We investigate the long-term effect of cash assistance for beneficiaries and their children by following up, after four decades, with participants in the Seattle-Denver Income Maintenance Experiment. Treated families in this randomized experiment received thousands of dollars per year in extra government benefits for three or five years in the 1970s. Using administrative data from the Social Security Administration and the Washington State Department of Health, we find that treatment caused adults to earn an average of $1,800 less per year after the experiment ended. Most of this effect on earned income is concentrated between ages 50 and 60, suggesting that it is related to retirement. Treated adults were also 6.3 percentage points more likely to apply for disability benefits, but were not significantly more likely to receive them, or to have died. These effects on parents, however, do not appear to be passed down to their children: children in treated families experienced no significant effects in any of the main variables studied. These results for children are estimated precisely enough to rule out effects found in other contexts and inform the literature on intergenerational mobility. Taken as a whole, these results suggest that policymakers should consider the long-term effects of cash assistance as they formulate policies to combat poverty.Kudos for actually doing a follow-up.
Further details on the original program:
We are able to identify these effects by following up, after four decades, with participants in the Seattle-Denver Income Maintenance Experiment (SIME/DIME), which began in 1970. This experiment, described in more detail in Section 2, guaranteed a minimum annual income of up to $25,9008 to about half of the 4,800 low- to middle-income families enrolled. Treated families, randomly chosen from among all enrolled families, received the full guaranteed income if they earned no outside income; they then faced taxes of 50% to 80% on outside income, up to the point where the program no longer benefited them. Treated families received this financial guarantee for three or five years, and treatment enabled an individual to receive, on average, $2,400 extra annually in government benefits during the experiment, compared to control individuals who did not receive any SIME/DIME guarantee.Short answer - guaranteed minimum income seems to create a disincentive to work, a disincentive to life planning, and a proclivity to claim further public funds even when not warranted. In the short term, people worked fewer hours when they had assistance. Once they lost assistance, they worked as much as others in the experiment who had not received supplemental income but were less prepared for retirement.

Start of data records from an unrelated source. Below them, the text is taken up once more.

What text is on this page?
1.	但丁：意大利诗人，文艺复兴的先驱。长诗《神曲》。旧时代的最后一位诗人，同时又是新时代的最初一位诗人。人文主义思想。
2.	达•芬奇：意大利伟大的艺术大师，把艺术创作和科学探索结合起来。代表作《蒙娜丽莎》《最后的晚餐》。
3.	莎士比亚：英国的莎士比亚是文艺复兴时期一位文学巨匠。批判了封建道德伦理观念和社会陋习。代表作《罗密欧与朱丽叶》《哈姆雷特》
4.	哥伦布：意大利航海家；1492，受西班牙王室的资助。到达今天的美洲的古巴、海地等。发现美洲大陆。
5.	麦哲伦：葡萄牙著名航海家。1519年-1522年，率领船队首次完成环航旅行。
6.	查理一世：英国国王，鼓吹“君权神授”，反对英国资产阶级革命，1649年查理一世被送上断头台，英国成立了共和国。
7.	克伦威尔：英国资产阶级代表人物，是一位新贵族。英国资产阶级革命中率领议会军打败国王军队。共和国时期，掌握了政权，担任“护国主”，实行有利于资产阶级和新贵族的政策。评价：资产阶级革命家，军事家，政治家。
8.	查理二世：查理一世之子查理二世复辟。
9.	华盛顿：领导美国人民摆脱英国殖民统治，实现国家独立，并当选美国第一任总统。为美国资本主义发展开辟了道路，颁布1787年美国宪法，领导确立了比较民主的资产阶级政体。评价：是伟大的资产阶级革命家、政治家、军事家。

Actually, the results are worse than they seem. It is not only that the program did not work. It is that the program had detrimental life outcomes:
These effects for adults, described in more detail in Section 4, are large relative to the cash assistance received: for every $1 in additional government transfers, we find that individuals earn discounted lifetime earnings that are $4.50 lower.That's a very high negative multiplier. Giving people more money for guaranteed income means that over their lifetime, they are nearly five times the amount you give them worse off than if you had left them alone. For every $1,000 of assistance, they earn, over their lifetime, $4,500 less. That is bad for them as individuals and even worse for society. From a societal perspective, the $1,000 of assistance might have gone to road building, or education, or security - things that could have produced multiplier benefit effects. So from a society perspective, you give up the benefits the money might have bought as well as make the individual recipients worse off. Finally, to make it even worse - most governments operate at a deficit. The $1,000 was borrowed against the future. You have to factor in the interest over forty years as well. All-in-all, this well intended effort had dramatically bad outcomes.
This does not put the issue to bed. The program was a long time ago and only lasted 3-5 years. Perhaps that was not long enough a span to have beneficial impact. Perhaps the guaranteed income of $25,000 was too low. All are real possibilities.
None-the-less, the results are consistent with what economic theory suggests. People respond to incentives and if you reduce the cost of not working, people will work less.